Most tool-using agents call tools one at a time. The model asks for a tool, the result comes back, it reasons, it asks for the next one. For anything multi-step that turns into a lot of round-trips, and the orchestration logic lives in a loop you have to babysit.

In code mode, the model writes a single program that orchestrates the tools instead, with real control flow and composition. A question like “compare three tickers, indexed to 100 at the start, then rank them by volatility” becomes one script that does a few fetches and runs one query. It doesn’t glue togther a dozen tools with model turns.

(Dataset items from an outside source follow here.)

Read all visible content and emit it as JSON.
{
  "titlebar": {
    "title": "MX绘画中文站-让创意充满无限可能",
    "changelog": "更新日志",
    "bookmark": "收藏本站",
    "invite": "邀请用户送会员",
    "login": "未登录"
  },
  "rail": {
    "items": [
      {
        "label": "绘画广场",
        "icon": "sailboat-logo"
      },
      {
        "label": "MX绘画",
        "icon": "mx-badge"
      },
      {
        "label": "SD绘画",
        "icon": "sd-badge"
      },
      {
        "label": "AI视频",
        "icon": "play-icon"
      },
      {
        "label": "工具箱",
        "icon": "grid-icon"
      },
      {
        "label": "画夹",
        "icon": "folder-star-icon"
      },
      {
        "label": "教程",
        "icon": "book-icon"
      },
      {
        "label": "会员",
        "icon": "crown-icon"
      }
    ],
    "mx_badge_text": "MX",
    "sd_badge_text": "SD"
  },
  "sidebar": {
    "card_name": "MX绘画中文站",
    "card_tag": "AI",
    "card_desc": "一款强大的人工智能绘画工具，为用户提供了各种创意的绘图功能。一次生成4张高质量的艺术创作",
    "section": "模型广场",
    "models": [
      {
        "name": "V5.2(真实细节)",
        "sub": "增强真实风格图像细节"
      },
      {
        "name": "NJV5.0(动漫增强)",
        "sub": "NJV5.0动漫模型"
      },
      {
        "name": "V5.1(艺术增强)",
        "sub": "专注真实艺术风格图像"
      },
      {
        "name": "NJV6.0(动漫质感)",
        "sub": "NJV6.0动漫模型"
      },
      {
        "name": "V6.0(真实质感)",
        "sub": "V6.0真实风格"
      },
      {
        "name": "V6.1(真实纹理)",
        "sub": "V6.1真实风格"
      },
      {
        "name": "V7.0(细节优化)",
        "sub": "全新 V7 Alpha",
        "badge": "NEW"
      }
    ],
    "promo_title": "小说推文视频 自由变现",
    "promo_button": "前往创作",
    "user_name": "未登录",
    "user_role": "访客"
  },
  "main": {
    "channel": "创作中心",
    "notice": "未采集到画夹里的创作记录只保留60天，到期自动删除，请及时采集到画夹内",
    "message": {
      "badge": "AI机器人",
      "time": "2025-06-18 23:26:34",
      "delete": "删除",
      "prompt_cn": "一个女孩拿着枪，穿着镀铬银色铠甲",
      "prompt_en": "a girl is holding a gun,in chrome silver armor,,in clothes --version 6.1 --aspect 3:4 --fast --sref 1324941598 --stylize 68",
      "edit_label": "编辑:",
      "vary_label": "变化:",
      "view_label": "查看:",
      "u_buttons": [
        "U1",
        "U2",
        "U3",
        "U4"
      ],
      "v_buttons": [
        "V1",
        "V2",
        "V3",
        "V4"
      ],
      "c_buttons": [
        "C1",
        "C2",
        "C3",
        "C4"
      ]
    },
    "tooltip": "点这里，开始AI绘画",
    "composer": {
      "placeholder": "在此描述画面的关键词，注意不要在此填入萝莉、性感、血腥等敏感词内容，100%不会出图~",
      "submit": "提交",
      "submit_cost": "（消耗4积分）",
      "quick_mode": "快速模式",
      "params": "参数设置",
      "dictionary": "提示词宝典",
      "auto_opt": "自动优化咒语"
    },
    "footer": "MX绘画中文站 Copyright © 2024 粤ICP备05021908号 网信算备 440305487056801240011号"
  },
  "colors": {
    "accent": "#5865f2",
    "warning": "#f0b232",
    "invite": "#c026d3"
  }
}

The code runs inside Monty, a restricted interpreter with no imports, no filesystem access, no network access, and near-instant startup. It can only use the tools you explicitly make available to the sandbox. That means the model isn’t running arbitrary Python with unrestricted access. It can only work within the boundaries you’ve defined.

What runs where

The example splits work by how expensive and how worth-tracking each piece is.

Piece	Where it runs	Why
the chat app	a CPU app pod	The native chat UI. Streams progress and launches one analysis run per question.
`analyze`	a Flyte task (the run)	Starts a report, runs the agent loop, returns the report blocks and a summary.
`yf_get_historical_stock_prices`	the MCP server subprocess	Live price fetch: the agent’s only path to the network. Loaded over MCP; the model calls it from its code like any other function.
`query(sql, series)`	a durable child task	Parses the fetched price JSON into a `prices` table and runs read-only DuckDB SQL. Real work worth tracking, retrying, and caching. Dispatched from inside the sandbox.
`create_metric`, `create_chart`, `create_table`, `calculate_statistics`	in-process in `analyze`	Microseconds of pure Python. Making them tasks would add a round-trip for nothing.
the model’s code	the Monty sandbox	Untrusted LLM code, confined to calling the tools above.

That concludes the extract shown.